1) They overlook the reasons historically that prompted rebaptism for some heterodox converts (not a blanket requirement for all!). These reasons were rooted in incorrect form and/or the flawed Trinitarian belief of the heterodox, not the simple fact that the convert was heterodox. The proper form has traditionally been by triple immersion; however, the Church has not condemned baptisms by pouring water. It has always recognized such baptisms in time of need, and you can see this form of baptism recorded as far back as the Didache. And this was without requiring a so-called "corrective" baptism afterwards.
2) The sources completely ignore what the modern, vagabond groups with the "Genuine" or "True" prefix are doing - rebaptising Orthodox who've already been received into the Church through chrismation.

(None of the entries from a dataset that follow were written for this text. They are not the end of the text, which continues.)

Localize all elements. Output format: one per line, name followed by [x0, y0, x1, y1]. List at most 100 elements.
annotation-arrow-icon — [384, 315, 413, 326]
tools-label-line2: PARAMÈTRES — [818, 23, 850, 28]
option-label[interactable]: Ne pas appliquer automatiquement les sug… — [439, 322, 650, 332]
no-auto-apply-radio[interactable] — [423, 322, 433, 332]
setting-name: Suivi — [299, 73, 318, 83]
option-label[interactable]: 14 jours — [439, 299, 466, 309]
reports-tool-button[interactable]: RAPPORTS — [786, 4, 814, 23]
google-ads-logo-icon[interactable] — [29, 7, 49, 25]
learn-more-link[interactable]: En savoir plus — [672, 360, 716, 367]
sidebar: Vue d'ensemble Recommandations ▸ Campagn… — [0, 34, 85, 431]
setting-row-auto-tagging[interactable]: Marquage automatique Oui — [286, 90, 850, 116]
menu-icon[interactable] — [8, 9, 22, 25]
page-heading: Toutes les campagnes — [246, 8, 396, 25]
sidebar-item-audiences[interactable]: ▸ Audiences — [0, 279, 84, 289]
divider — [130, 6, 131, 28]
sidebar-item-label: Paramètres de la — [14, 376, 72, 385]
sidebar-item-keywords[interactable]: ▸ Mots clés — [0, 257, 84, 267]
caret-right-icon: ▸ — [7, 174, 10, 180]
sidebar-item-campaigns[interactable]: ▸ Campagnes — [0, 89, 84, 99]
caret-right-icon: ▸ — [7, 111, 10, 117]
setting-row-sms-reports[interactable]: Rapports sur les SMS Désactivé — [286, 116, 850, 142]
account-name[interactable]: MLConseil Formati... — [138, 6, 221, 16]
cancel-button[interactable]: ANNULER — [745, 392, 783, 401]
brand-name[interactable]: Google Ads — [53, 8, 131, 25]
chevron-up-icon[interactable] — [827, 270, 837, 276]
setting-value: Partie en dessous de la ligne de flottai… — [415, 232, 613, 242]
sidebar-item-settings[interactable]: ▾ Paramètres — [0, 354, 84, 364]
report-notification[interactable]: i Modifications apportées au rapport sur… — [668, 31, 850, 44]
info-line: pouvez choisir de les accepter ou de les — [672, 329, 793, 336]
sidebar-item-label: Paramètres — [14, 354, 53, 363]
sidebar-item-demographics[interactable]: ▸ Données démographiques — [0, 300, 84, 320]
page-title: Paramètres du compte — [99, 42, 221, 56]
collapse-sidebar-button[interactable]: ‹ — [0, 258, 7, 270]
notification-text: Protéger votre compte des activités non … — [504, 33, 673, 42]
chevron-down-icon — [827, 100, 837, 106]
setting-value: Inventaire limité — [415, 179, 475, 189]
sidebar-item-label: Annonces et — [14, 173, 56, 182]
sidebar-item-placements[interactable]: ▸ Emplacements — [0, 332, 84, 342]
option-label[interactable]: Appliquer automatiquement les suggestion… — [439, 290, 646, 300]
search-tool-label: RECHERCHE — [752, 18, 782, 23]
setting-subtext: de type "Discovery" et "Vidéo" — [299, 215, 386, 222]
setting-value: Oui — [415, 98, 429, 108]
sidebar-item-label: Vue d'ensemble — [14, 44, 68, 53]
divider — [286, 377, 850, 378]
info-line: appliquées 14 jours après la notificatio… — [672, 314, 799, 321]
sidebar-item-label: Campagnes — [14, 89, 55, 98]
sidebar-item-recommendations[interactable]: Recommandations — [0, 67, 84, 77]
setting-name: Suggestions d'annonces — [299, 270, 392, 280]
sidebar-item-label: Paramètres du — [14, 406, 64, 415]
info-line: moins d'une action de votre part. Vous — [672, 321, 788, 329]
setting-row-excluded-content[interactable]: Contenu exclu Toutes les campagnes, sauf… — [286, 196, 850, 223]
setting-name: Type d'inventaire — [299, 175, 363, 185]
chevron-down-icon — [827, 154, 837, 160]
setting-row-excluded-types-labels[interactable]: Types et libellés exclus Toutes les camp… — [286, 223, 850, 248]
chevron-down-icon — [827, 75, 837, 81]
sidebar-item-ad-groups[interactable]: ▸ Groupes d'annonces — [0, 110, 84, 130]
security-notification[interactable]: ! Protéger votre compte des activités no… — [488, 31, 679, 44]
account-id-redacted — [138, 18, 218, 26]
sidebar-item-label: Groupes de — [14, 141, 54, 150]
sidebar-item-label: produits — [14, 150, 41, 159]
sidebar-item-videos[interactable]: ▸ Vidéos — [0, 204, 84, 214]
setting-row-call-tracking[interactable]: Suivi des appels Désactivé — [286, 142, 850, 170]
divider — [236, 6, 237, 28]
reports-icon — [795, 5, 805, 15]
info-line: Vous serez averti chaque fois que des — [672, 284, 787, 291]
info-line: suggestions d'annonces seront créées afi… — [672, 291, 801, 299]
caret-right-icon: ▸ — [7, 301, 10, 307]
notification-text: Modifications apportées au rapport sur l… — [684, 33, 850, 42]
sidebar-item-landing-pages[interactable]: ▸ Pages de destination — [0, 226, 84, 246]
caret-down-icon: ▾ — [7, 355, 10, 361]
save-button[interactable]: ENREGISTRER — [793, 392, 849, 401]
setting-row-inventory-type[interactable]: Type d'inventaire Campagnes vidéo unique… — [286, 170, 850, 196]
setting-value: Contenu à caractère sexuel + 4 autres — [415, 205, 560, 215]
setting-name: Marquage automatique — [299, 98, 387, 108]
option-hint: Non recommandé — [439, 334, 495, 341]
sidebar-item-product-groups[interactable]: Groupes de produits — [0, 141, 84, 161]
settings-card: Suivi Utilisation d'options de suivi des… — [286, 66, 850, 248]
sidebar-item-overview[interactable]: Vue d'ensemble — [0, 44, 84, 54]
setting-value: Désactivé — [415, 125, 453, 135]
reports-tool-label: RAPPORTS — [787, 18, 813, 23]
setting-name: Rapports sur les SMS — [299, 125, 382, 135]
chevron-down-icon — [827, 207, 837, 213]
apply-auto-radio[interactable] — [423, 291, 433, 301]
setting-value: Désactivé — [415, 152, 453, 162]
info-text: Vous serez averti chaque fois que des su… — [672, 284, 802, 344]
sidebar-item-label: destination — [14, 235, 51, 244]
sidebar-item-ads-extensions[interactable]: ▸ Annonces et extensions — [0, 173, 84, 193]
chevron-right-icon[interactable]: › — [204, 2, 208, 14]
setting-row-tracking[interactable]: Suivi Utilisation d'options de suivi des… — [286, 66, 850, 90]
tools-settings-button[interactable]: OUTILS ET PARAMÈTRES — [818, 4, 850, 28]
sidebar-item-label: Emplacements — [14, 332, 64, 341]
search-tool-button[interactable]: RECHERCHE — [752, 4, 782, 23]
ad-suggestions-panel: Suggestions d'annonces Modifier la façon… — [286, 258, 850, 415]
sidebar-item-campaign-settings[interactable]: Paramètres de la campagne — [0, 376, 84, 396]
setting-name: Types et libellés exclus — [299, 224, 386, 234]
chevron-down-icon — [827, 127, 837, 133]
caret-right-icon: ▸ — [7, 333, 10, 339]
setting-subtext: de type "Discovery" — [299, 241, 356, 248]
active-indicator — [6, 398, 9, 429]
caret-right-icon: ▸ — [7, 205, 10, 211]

Whether or not one believes the heterodox baptism should be "corrected" by another baptism goes by the wayside once the Orthodox Church has exercised its sacramental power through chrismation to make that heterodox baptism whole, complete, or fixed if you will. To take those Orthodox Christians and perform another baptism is indeed a rebaptism, and makes a mockery of the One Baptism clause in the Nicene Creed, Scripture, and the Holy Spirit's Grace which imparted itself through the convert's reception during chrismation. By rebaptising Orthodox Christians, they are essentially saying the individual's previous jurisdiction was not filled with Grace, which in reality it is the schismatic organization that has put itself outside of the Grace of the Church. There's no precedent, no norm for this practice. There couldn't have been, as these "Genuine" O groups, usually built around a central personality, didn't exist before the 20th century. And like the Donatians and other supposedly more pure Christian breakaway sects, they'll disappear as a trivial footnote in Church history. That's why I wrote earlier, it's best to stick with the Church's practice on the matter, accept that one's chrismation has made the previous heterodox baptism full, and remain obedient to one's bishop.
Father Averky from the Jordanville monastery wrote (http://www.monachos.net/mb/messages/4225/11224.html?1053660275):
Again, not wanting to offend, and having to keep with my own adjuration, if your priest or bishop has decided to grant the economy of reception by Chrismation rather than full trtiple immersion, then there simply is no question. The bishop, who has the fullness of grace, has the right to make such a decison as to the reception of converts. Further, if it has become general policy of a particular church, then there also is no question. There might be those of us who wish to keep more to the classical Tradition of the Church, but in the situation of the decision by a bishop or a synod bishops of another local Church, we have no right to judge one way or another. And, when converts who have been received by chrismation by another church wish to join our church, there is no question - they are members of the Orthodox Church. It is only extreme fanatics who will also deny that there is even grace in new calendar churches who will raise the question of the validity of reception. What is important, is that once we are in the Orthodox Church, that we adhere to her teachings, and strive to gain salvation. Don't let the issue bother you - any of you. Strive to say your souls, and with all your hearts love God and your neighbor as yourself.
One quick note - the economia of allowing chrismation from the Tradition of the Orthodox Church does not say that the sacraments of the heterodox are 'valid,' but that the chrismation as an economy makes up for that which is lacking. Here is where there is an important difference in the understanding of economy. By strict teaching of the Orthodox church, the Holy Spirit resides only in Holy Ortrhodoxy, but God is not limited either in His love or in His mercy.